Without a doubt, the most incredible quality that music has is the capacity to evoke imagery. It wasn’t until Hector Berlioz’s Symphonie Fantastique that program music, or music written with a story to illustrate, was formally introduced to listeners. Yet rewind roughly 100 years to 1725, and you find that Antonio Vivaldi was already onto the idea.
The Four Seasons concertos are a study in the use of musical texture to evoke imagery. The ubiquitous Spring is easily the most familiar string concerto ever written, but it would be a terrible mistake to fail to listen to the rest of them. It was Summer that began my classical music journey when I was eleven.
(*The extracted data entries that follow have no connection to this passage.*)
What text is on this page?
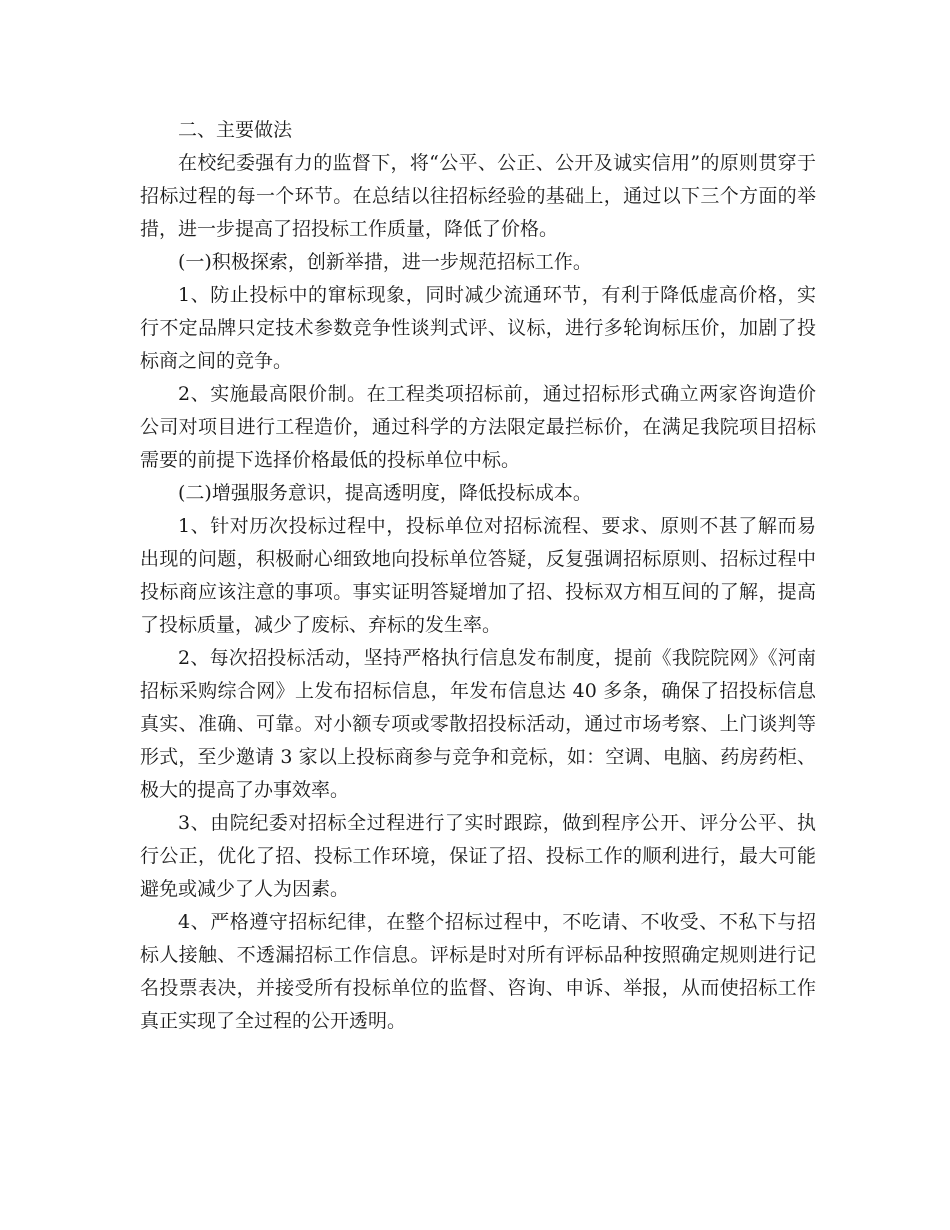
二、主要做法

在校纪委强有力的监督下，将“公平、公正、公开及诚实信用”的原则贯穿于招标过程的每一个环节。在总结以往招标经验的基础上，通过以下三个方面的举措，进一步提高了招投标工作质量，降低了价格。

(一)积极探索，创新举措，进一步规范招标工作。

1、防止投标中的窜标现象，同时减少流通环节，有利于降低虚高价格，实行不定品牌只定技术参数竞争性谈判式评、议标，进行多轮询标压价，加剧了投标商之间的竞争。

2、实施最高限价制。在工程类项招标前，通过招标形式确立两家咨询造价公司对项目进行工程造价，通过科学的方法限定最拦标价，在满足我院项目招标需要的前提下选择价格最低的投标单位中标。

(二)增强服务意识，提高透明度，降低投标成本。

1、针对历次投标过程中，投标单位对招标流程、要求、原则不甚了解而易出现的问题，积极耐心细致地向投标单位答疑，反复强调招标原则、招标过程中投标商应该注意的事项。事实证明答疑增加了招、投标双方相互间的了解，提高了投标质量，减少了废标、弃标的发生率。

2、每次招投标活动，坚持严格执行信息发布制度，提前《我院院网》《河南招标采购综合网》上发布招标信息，年发布信息达 40 多条，确保了招投标信息真实、准确、可靠。对小额专项或零散招投标活动，通过市场考察、上门谈判等形式，至少邀请 3 家以上投标商参与竞争和竞标，如：空调、电脑、药房药柜、极大的提高了办事效率。

3、由院纪委对招标全过程进行了实时跟踪，做到程序公开、评分公平、执行公正，优化了招、投标工作环境，保证了招、投标工作的顺利进行，最大可能避免或减少了人为因素。

4、严格遵守招标纪律，在整个招标过程中，不吃请、不收受、不私下与招标人接触、不透漏招标工作信息。评标是时对所有评标品种按照确定规则进行记名投票表决，并接受所有投标单位的监督、咨询、申诉、举报，从而使招标工作真正实现了全过程的公开透明。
In the first movement, Vivaldi’s music describes sweltering heat, the warning cry of the cuckoo bird (which, if you listen for it, sounds exactly like a “cu–ckoo“), the “ardent” twittering of the finch, and foreshadowings of a terrible summer gale. Itzhak Perlman’s remarkably clear technique causes the various vocalizations of the birds to shine.
The second movement, the slow one, is punctuated by more warnings of the impending storm, which finally makes its appearance in the roaring, powerful third movement. I recall the excitement that this movement drew from me upon my first listening. It was at the moment that I first heard this movement, and was compelled by some unknown force to hear it again, twice, at full volume, that I first realized the emotional powers of classical music. Experiencing the third movement at a loud enough volume is strikingly akin to being hit by a freight train, in the best sense possible.
To accompany his music, in a way very suggestive of the program music that would follow a century later, Vivaldi wrote an “illustrative sonnet” as a verbal depiction of what each of his pieces represented. Rather than over analyze the incredible musical textures that represent the various elements of Summer, I will allow Vivaldi’s poem to act as the framework, which the music fills and fleshes out into a colorful watercolor.
I. Allegro non molto—
Under the heat of the burning summer sun,
Languish man and flock; the pine is parched.
The cuckoo finds its voice, and suddenly,
The turtledove and goldfinch sing.
A gentle breeze blows,
But suddenly, the north wind appears.
The shepherd weeps because, overhead,
Lies the fierce storm, and his destiny.
II. Adagio; Presto—
His tired limbs are deprived of rest
By his fear of lightning and fierce thunder,
And by furious swarms of flies and hornets.
III. Presto—
Alas, how just are his fears,
Thunder and lightening fill the Heavens, and the hail
Slices the tops of the corn and other grain.
L’Estate (Summer)
Opus 8, No. 2, in G minor



Hey Oliver, this is so cool! Thanks for these posts. I love the poetry Vivaldi wrote to go with Summer. I never knew about that.